Against this background, losses to Labour on the scale of Tamworth, where the swing was 23.9 points, and Mid Bedfordshire, where Sir Keir’s party overturned a majority of 24,664, are ringing alarm bells in the Tory ranks.

The Conservative leadership attempted to shrug them off as mid-term blips with exceptional local factors at play, but they followed hard on the heels of Selby and Ainsty – another Labour win – and Somerton and Frome, where the Liberal Democrats picked up the seat.

The Sunday Times reported that even before the two most recent defeats, Mr Sunak’s critics – both centrist moderates and allies of former prime minister Boris Johnson – were moving against him.

The newspaper reported that the groups believed up to 25 letters of no confidence in Mr Sunak had already been submitted or were about to be sent to the powerful backbench 1922 Committee, less than half the number required to trigger a vote on Mr Sunak’s future but a sign of discomfort at Westminster.

The Prime Minister could not face a confidence vote in his first year in office and one MP who spoke to the agitators told them “I didn’t think the British public would forgive us for changing prime minister again and that it would likely hurt not help our electoral fortunes”, the Sunday Times reported.

But Mr Sunak will undoubtedly come under pressure from within his party to offer tax cuts and focus on core Conservative issues.

The threshold for paying the 40% higher rate of income tax could be raised in the 2024 spring budget, according to a report in the Daily Telegraph, while The Times suggested Mr Sunak and Chancellor Jeremy Hunt are considering easing the burden of either stamp duty or inheritance tax.

The King’s Speech on November 7 will offer another opportunity for Mr Sunak to set out his vision for the country, while the Chancellor’s Autumn Statement on November 22 will be another key test for the leadership – although next year’s budget would appear to be the more likely time for Mr Hunt to offer pre-election tax cuts in an effort to win votes.

Mr Hunt’s own future has also been the subject of speculation, with The Observer suggesting he might not stand at the next election because he fears he would lose his seat and become the highest-profile scalp of the night in a “Michael Portillo” moment – a reference to the Cabinet minister whose defeat in 1997 became totemic as New Labour swept to power.
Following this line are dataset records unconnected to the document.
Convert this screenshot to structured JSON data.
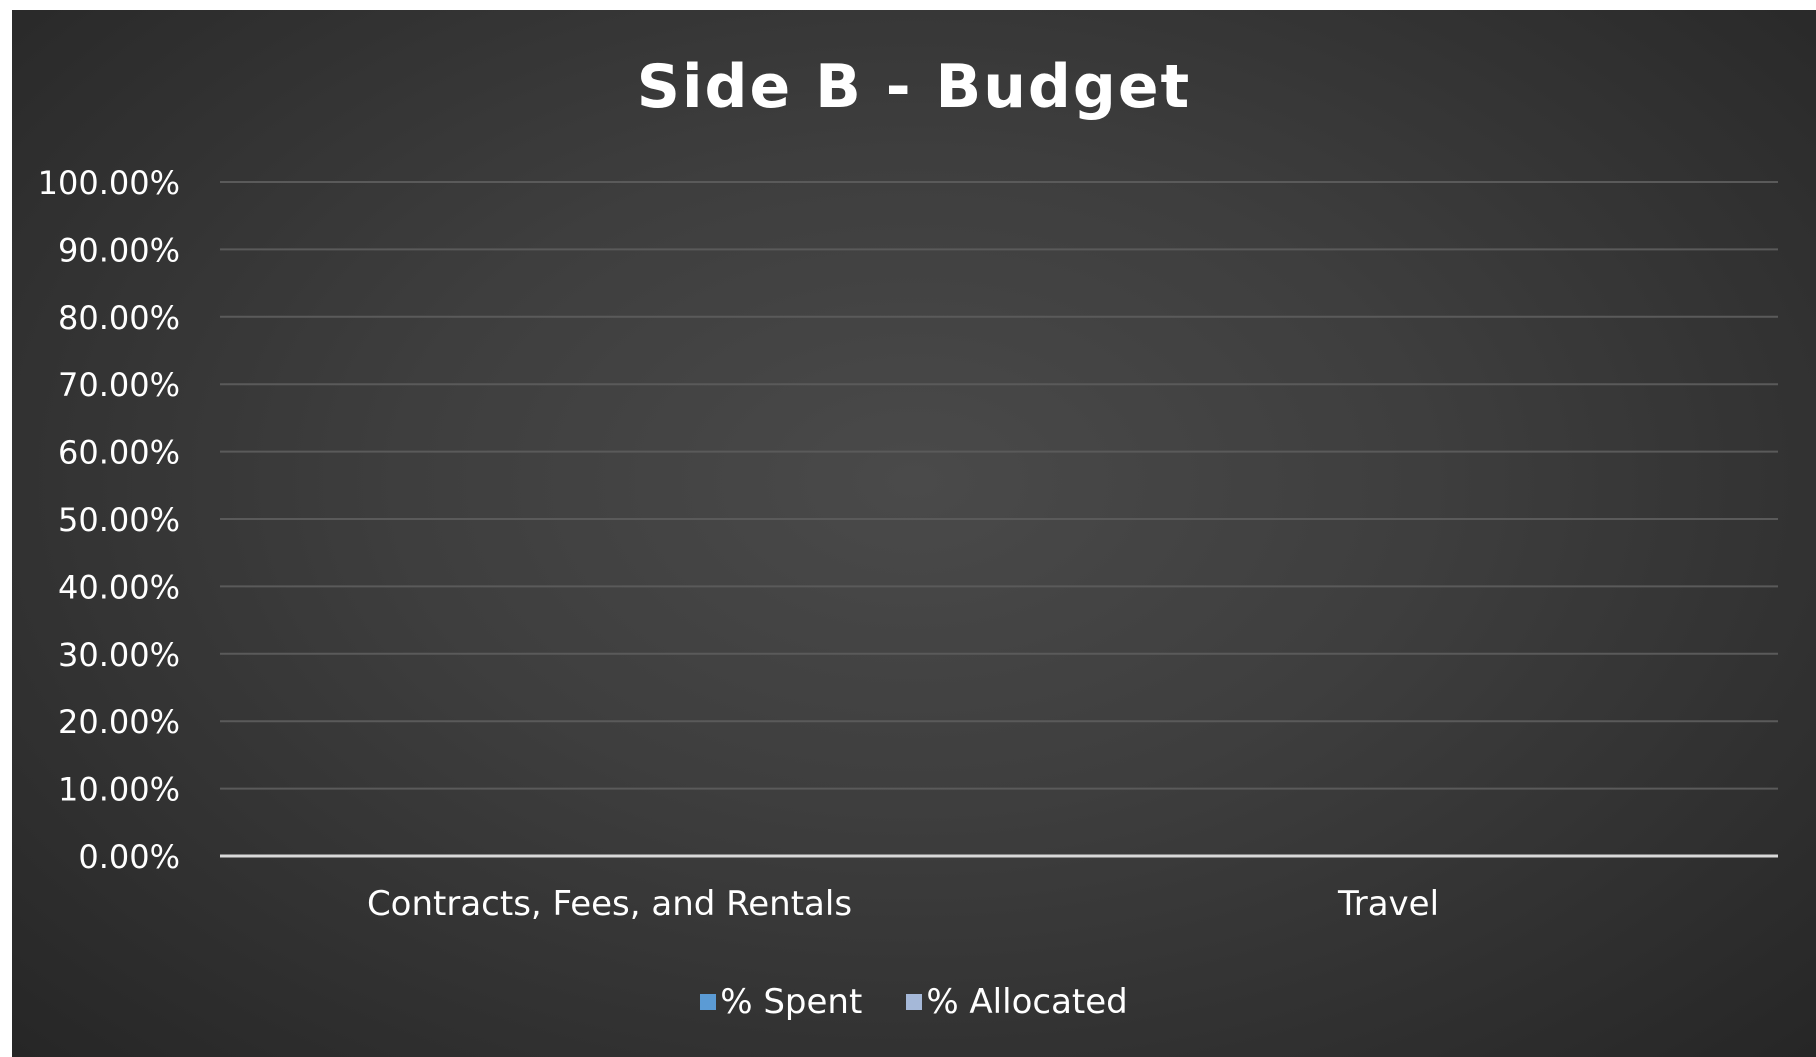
{
  "chart_data": {
    "type": "bar",
    "title": "Side B - Budget",
    "categories": [
      "Contracts, Fees, and Rentals",
      "Travel"
    ],
    "series": [
      {
        "name": "% Spent",
        "values": [
          0,
          0
        ],
        "color": "#5b9bd5"
      },
      {
        "name": "% Allocated",
        "values": [
          0,
          0
        ],
        "color": "#a5b8d8"
      }
    ],
    "y_ticks": [
      "0.00%",
      "10.00%",
      "20.00%",
      "30.00%",
      "40.00%",
      "50.00%",
      "60.00%",
      "70.00%",
      "80.00%",
      "90.00%",
      "100.00%"
    ],
    "ylim": [
      0,
      1
    ],
    "grid": true,
    "legend_position": "bottom",
    "colors": {
      "background": "#3e3e3e",
      "text": "#ffffff",
      "gridline": "#5a5a5a",
      "axis": "#d9d9d9"
    }
  }
}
But a spokesman for the Chancellor said: “Jeremy Hunt will stand as the Conservative Party candidate for Godalming and Ash at the next general election.”

Immigration Minister Robert Jenrick said inflation will have to be brought under control before tax cuts can be considered.

“You can trust the Conservatives to make sensible, prudent decisions on the future of the economy and to bring down taxes where it is capable to do so,” he told the BBC.

Pressed on the fact that it is only a year since Ms Truss and the ill-fated mini-budget, he said: “Look at the difference that we’ve seen in the last 12 months under Rishi Sunak, the fact that we have stabilised the economy, that it’s growing, that inflation is falling, and on critical issues like immigration we’re making significant progress for the first time in a long time.”

But former Cabinet minister Sir Jacob Rees-Mogg, writing in the Mail on Sunday, said: “It is high time the Tories stopped hitting our own voters with policies that make them worse off, or with woke nonsense that offends them.

“Instead, we need to start cutting the size of the state, offer tax cuts that give people back their own money, and provide a solution to the migration issue.”